Figures released today reveal that the Conservatives’ flagship academies perform worse than their Local Authority equivalents. What is most striking about this revelation is not the indication that Britain seems to have been pushed further down the path to educational oblivion, but rather that no one seems to care.
Failed educational reforms are as much a part of British schools as its gloopy mashed potatoes and lumpy custard. We seem to take a quiet pride in the fact that reading standards for fourteen year olds are now lower than in every other European country except Albania, and revel in the news that our ranking in science league tables has nosedived more than twenty places in a decade. After all, in the nation that produced Shakespeare and whose contribution to past educational methods reads like a straight-A report card, we can afford to adopt a certain sense of complacency.
But in this brave new world in which we find ourselves, Michael Gove’s education reforms risk not only marginalising millions of British school children in an increasingly globalised jobs market, but also confirming the demise of British competitiveness in the world economy. Still more tragic is that Gove forms part of a government which has unashamedly pursued Conservative policies on a national and international stage. And yet the model behind his academies – throwing billions of pounds at failing schools and hoping educational underachievement will somehow be reversed by the sheer weight of funding – is blood red in its ideology.
Current reforms fail to address the root of Britain’s educational downward spiral. Lavishing millions on architectural masterpieces, although artistically laudable, has proved resoundingly disappointing academically. The government is effectively attempting to dress up the same old syllabus and “one size fits all” education in a new suit. Mr Gove would be wise to do exactly the opposite, by looking back at Britain’s previous position at the vanguard of educational achievement and rewriting it in a 21st century context: he should bring back the Grammar Schools.
Grammar schools symbolised, to many, the principles of the British way of life – the right to succeed based on merit and a strong work ethic alone. Many on the Left bitterly derided these institutions as enforcing class segregation and consigning millions to a sense of worthlessness for not having passed the entrance exam at eleven. Admittedly, it is easy to look back at the two-tiered system nostalgically and attribute Britain’s previous coveted position solely to Grammar schools. To suggest that a child’s life should be determined at the tender age of eleven and that anyone who fails the entrance exam should be resigned to a factory production line is ridiculous. But the values embodied by the grammar school system are something that we can learn from.
Above all, it is the egalitarian principles imbued by Grammar schools that are most conducive to success. Grammar schools arose from the same meritocratic principles that saw Frederic II of Prussia build one of the world’s first modern societies, based on achievement rather than patronage. Grammar school pupils were built to be leaders of an empire, to conquer the world. This culture of fierce competitiveness has been replaced by a system that fails to reward success, for fear of offending.

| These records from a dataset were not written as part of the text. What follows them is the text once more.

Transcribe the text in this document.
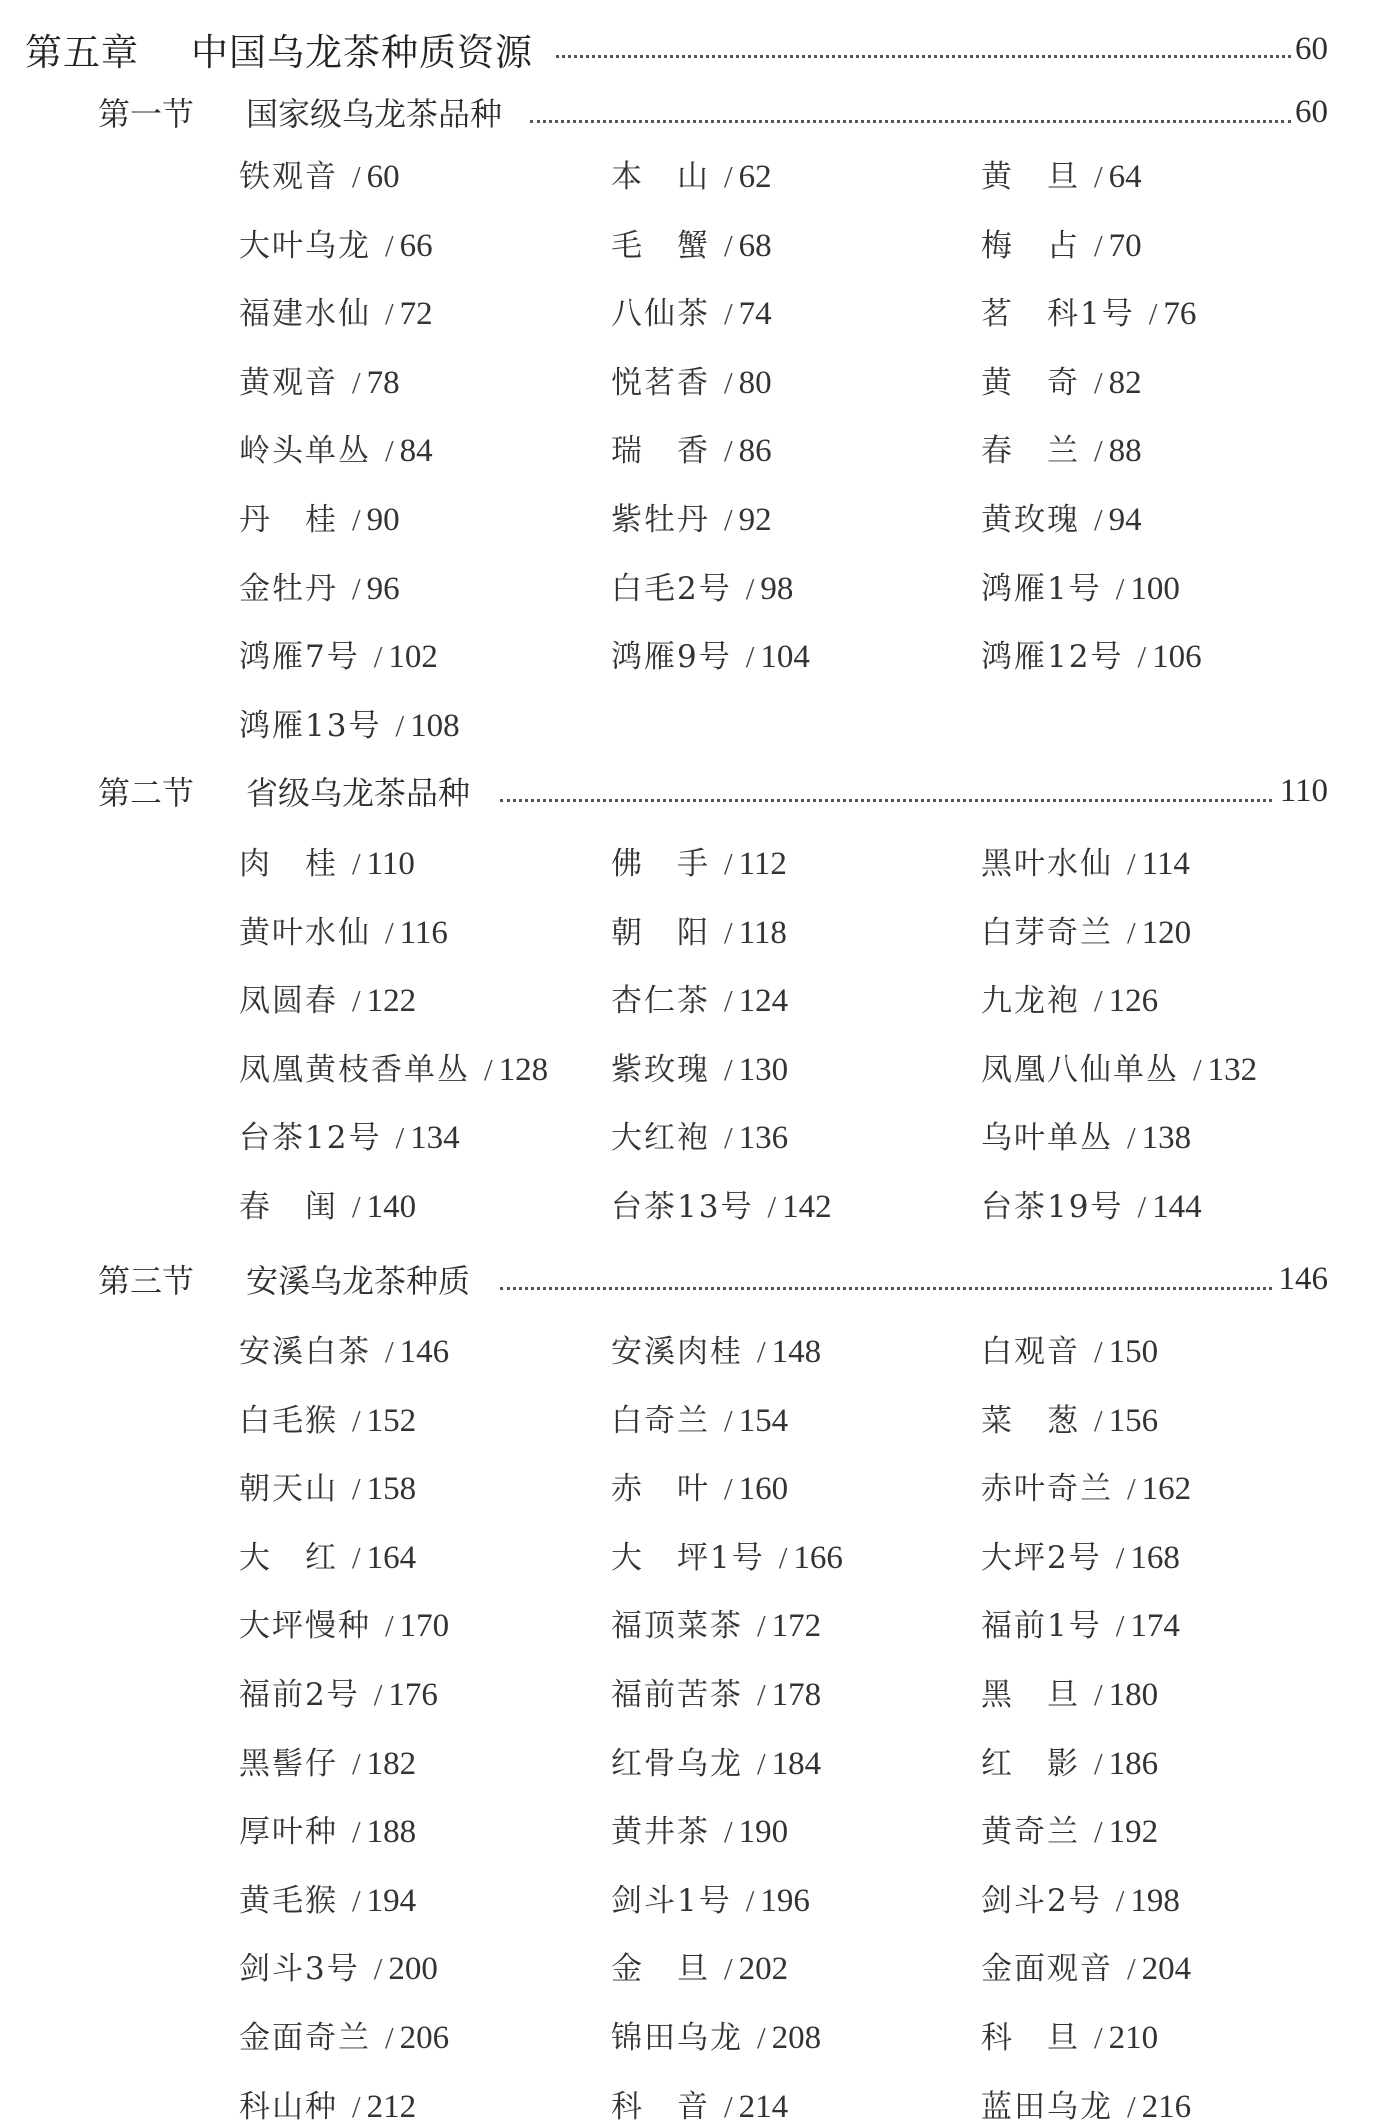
第五章 中国乌龙茶种质资源	60
第一节 国家级乌龙茶品种	60
铁观音 / 60	本　山 / 62	黄　旦 / 64
大叶乌龙 / 66	毛　蟹 / 68	梅　占 / 70
福建水仙 / 72	八仙茶 / 74	茗　科1号 / 76
黄观音 / 78	悦茗香 / 80	黄　奇 / 82
岭头单丛 / 84	瑞　香 / 86	春　兰 / 88
丹　桂 / 90	紫牡丹 / 92	黄玫瑰 / 94
金牡丹 / 96	白毛2号 / 98	鸿雁1号 / 100
鸿雁7号 / 102	鸿雁9号 / 104	鸿雁12号 / 106
鸿雁13号 / 108
第二节 省级乌龙茶品种	110
肉　桂 / 110	佛　手 / 112	黑叶水仙 / 114
黄叶水仙 / 116	朝　阳 / 118	白芽奇兰 / 120
凤圆春 / 122	杏仁茶 / 124	九龙袍 / 126
凤凰黄枝香单丛 / 128 紫玫瑰 / 130	凤凰八仙单丛 / 132
台茶12号 / 134	大红袍 / 136	乌叶单丛 / 138
春　闺 / 140	台茶13号 / 142	台茶19号 / 144
第三节 安溪乌龙茶种质	146
安溪白茶 / 146	安溪肉桂 / 148	白观音 / 150
白毛猴 / 152	白奇兰 / 154	菜　葱 / 156
朝天山 / 158	赤　叶 / 160	赤叶奇兰 / 162
大　红 / 164	大　坪1号 / 166	大坪2号 / 168
大坪慢种 / 170	福顶菜茶 / 172	福前1号 / 174
福前2号 / 176	福前苦茶 / 178	黑　旦 / 180
黑髻仔 / 182	红骨乌龙 / 184	红　影 / 186
厚叶种 / 188	黄井茶 / 190	黄奇兰 / 192
黄毛猴 / 194	剑斗1号 / 196	剑斗2号 / 198
剑斗3号 / 200	金　旦 / 202	金面观音 / 204
金面奇兰 / 206	锦田乌龙 / 208	科　旦 / 210
科山种 / 212	科　音 / 214	蓝田乌龙 / 216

The fact that Britain has one of the largest independent education sectors of any developed nation is rather embarrassing. Britain finds herself regressing in social mobility thanks to an education system based on wealth rather than crude intellect. It is, ironically, the disappearance of grammar schools from the mainstream education sector that has hampered rather than facilitated social mobility. As in a failed communist state, the majority are herded into mediocrity and the rich pay to get out.
Grammar schools created an environment where success was celebrated in a fiercely competitive environment. It has become all too fashionable to place the blame on the supposed elitism of Oxbridge, and its bias towards its in-crowd of toffee nosed Etonians, rather than face the fact that state schools simply don’t offer enough of the sort of education so essential to Oxbridge success. It is this feeling of victimisation present in British state schools that is the root of academic underachievement. The onus is no longer placed on the individual but on the collective. By creating a culture of endless retakes and modules, exam failure is no longer seen as the fault of the student but the fault of society.
The disappearance of competitive sport from state schools has created an environment where to win is to oppress rather than to succeed. By being fed watered down education syllabuses and denied the full fat academic rigour his privately educated counterpart has access to, the state school pupil has been rendered an itinerant refugee, wandering from one failed educational framework to another.
Rather than take the intercity express towards educational success, through learning through tried and tested methods, Mr Gove prefers to weigh himself down by the Left’s bitterness towards grammar schools. Instead he has climbed aboard the diesel locomotive destined for disaster in a world where we can no longer afford to adopt be so complacent.